With hits like ‘Digging Your Scene’ and ‘It Doesn’t Have To Be This Way’, The Blow Monkeys epitomised the glamour of mid-80s pop at its most graceful and sophisticated. In the band’s frontman Robert Howard (aka Dr. Robert), they possessed a tall, charismatic singer who was both camera-friendly and clever, who appeared to be just as much at ease on the catwalk that is pop’s conveyer belt as he was penning witty, incisive songs. While quite clearly Robert’s band, though, the Blow Monkeys were also gifted three immensely talented musicians in bassist Mick Anker (he of the trademark bowler hat), saxophonist Neville Henry and drummer Tony Kiley.
Behind the band’s stylish veneer lay something else, which became increasingly apparent from Robert’s lyrics.

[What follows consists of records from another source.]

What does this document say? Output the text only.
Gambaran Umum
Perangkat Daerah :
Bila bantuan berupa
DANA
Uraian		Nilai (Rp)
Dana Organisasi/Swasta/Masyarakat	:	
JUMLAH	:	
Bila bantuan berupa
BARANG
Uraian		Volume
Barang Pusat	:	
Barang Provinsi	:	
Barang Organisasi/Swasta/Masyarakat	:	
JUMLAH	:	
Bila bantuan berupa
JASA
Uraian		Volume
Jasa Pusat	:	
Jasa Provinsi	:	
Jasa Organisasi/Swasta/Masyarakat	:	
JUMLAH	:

While some of the Smash Hits generation avoided politics with a capital P, The Blow Monkeys openly criticised the policies of the Conservative government, railing against social injustices and adopting an openly left-of-centre stance on issues of the day.
From openly endorsing the gay community “Digging Your Scene” to an outright attack on Margaret Thatcher ‘Celebrate (The Day After You)’ – a duet with the late, great Curtis Mayfield, The Blow Monkeys were always the thinking person’s pop group.

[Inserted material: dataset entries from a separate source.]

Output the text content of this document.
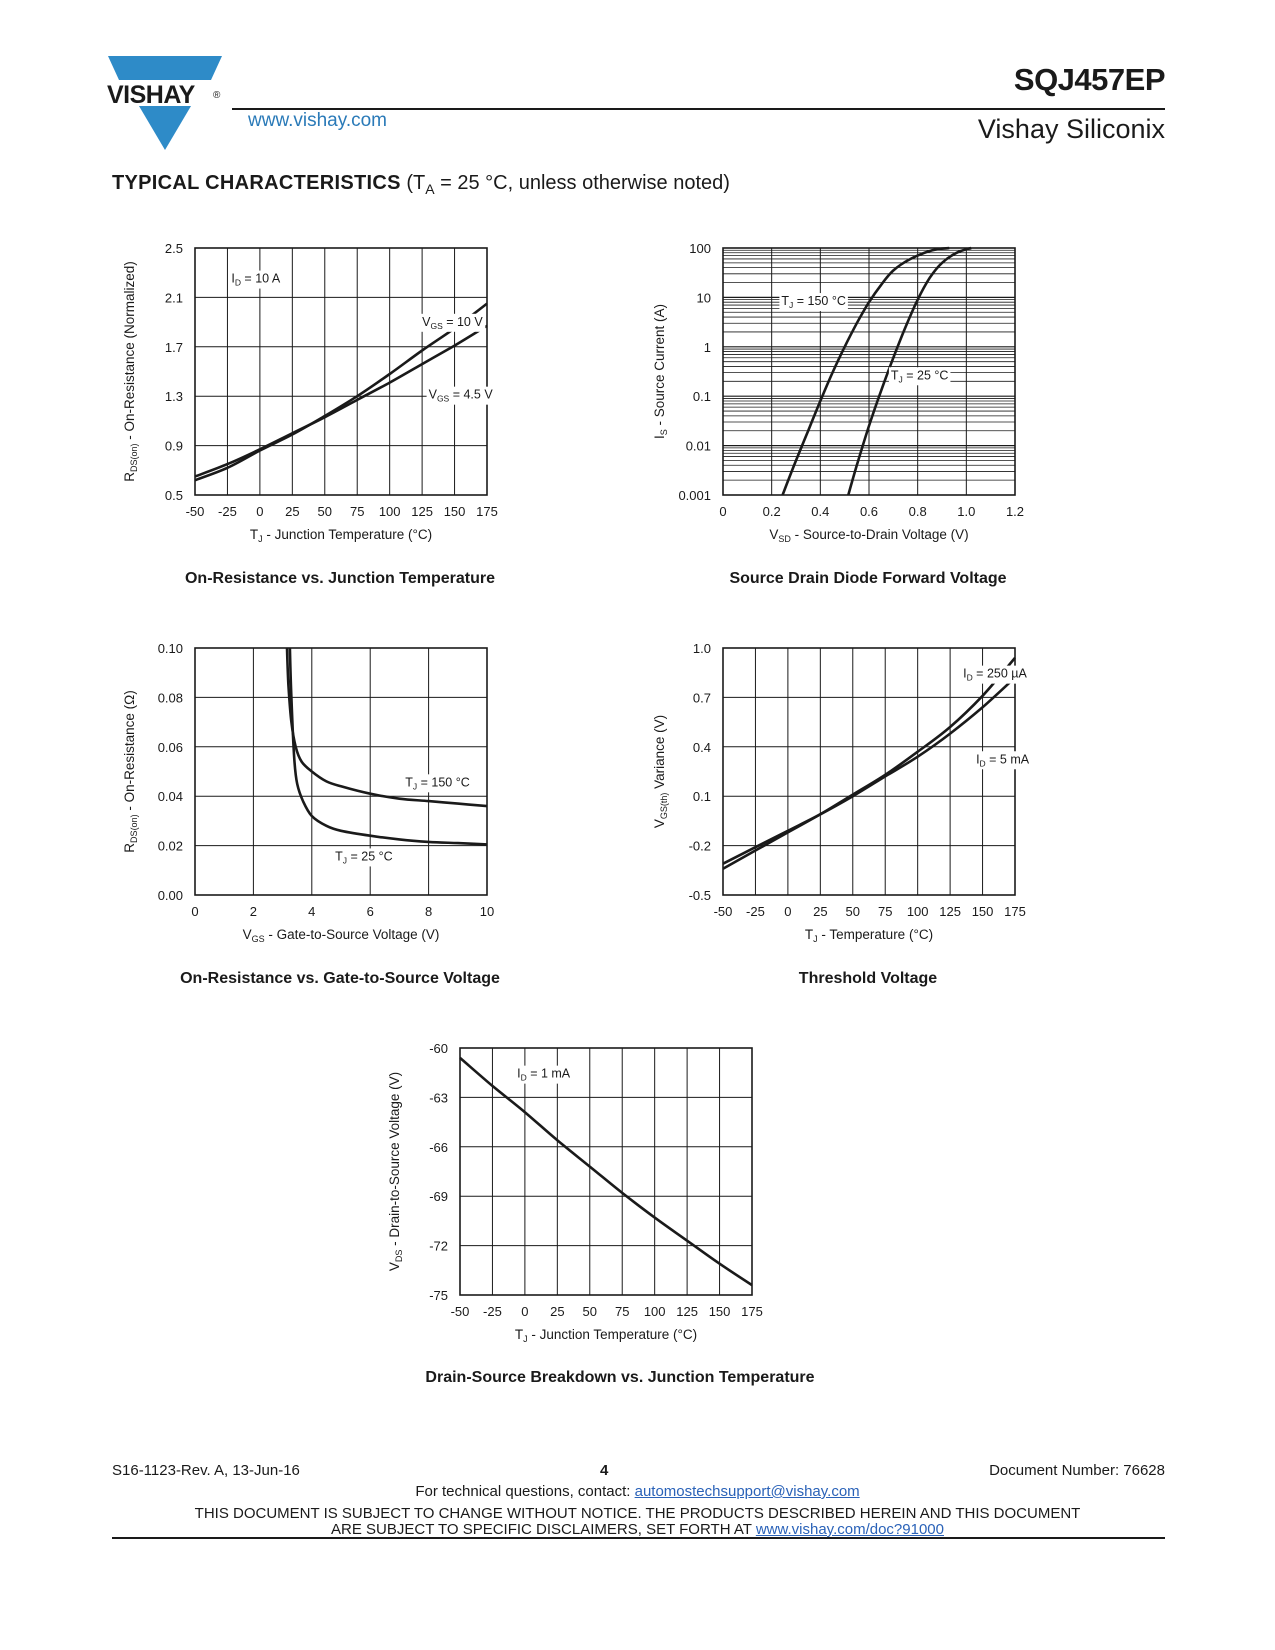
VISHAY ®
www.vishay.com
SQJ457EP
Vishay Siliconix
TYPICAL CHARACTERISTICS ($T_A = 25$ °C, unless otherwise noted)
-50 -25 0 25 50 75 100 125 150 175
0.5
0.9
1.3
1.7
2.1
2.5
$T_J$ - Junction Temperature (°C)
$R_{DS(on)}$ - On-Resistance (Normalized)	$I_D = 10$ A
$V_{GS} = 10$ V
$V_{GS} = 4.5$ V
On-Resistance vs. Junction Temperature
0	0.2 0.4 0.6 0.8 1.0 1.2
0.001
0.01
0.1
1
10
100
$V_{SD}$ - Source-to-Drain Voltage (V)
$I_S$ - Source Current (A)
$T_J = 150$ °C
$T_J = 25$ °C
Source Drain Diode Forward Voltage
0	2	4	6	8	10
0.00
0.02
0.04
0.06
0.08
0.10
$V_{GS}$ - Gate-to-Source Voltage (V)
$R_{DS(on)}$ - On-Resistance (Ω)	$T_J = 150$ °C
$T_J = 25$ °C
On-Resistance vs. Gate-to-Source Voltage
-50 -25 0 25 50 75 100 125 150 175
-0.5
-0.2
0.1
0.4
0.7
1.0
$T_J$ - Temperature (°C)
$V_{GS(th)}$ Variance (V)
$I_D = 250$ µA
$I_D = 5$ mA
Threshold Voltage
-50 -25 0 25 50 75 100 125 150 175
-75
-72
-69
-66
-63
-60
$T_J$ - Junction Temperature (°C)
$V_{DS}$ - Drain-to-Source Voltage (V)	$I_D = 1$ mA
Drain-Source Breakdown vs. Junction Temperature
S16-1123-Rev. A, 13-Jun-16	4	Document Number: 76628
For technical questions, contact: automostechsupport@vishay.com
THIS DOCUMENT IS SUBJECT TO CHANGE WITHOUT NOTICE. THE PRODUCTS DESCRIBED HEREIN AND THIS DOCUMENT
ARE SUBJECT TO SPECIFIC DISCLAIMERS, SET FORTH AT www.vishay.com/doc?91000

As the 1980s progressed, so too did the band’s musical style, from a sound once dubbed “jazz punk” by Robert to a more soulful, jazzy style and an ever-increasing adoption of dance music. The Blow Monkeys of their rare, indie debut single ‘Live Today Love Tomorrow’ (recorded on a shoestring in 1981) would be barely recognisable to those who bought the Balearic remix of ‘La Passionara’ from 1990. And yet a soulful, spiritually uplifting strain has continued to run through their music – and, indeed, that of Robert’s solo recordings – to this day.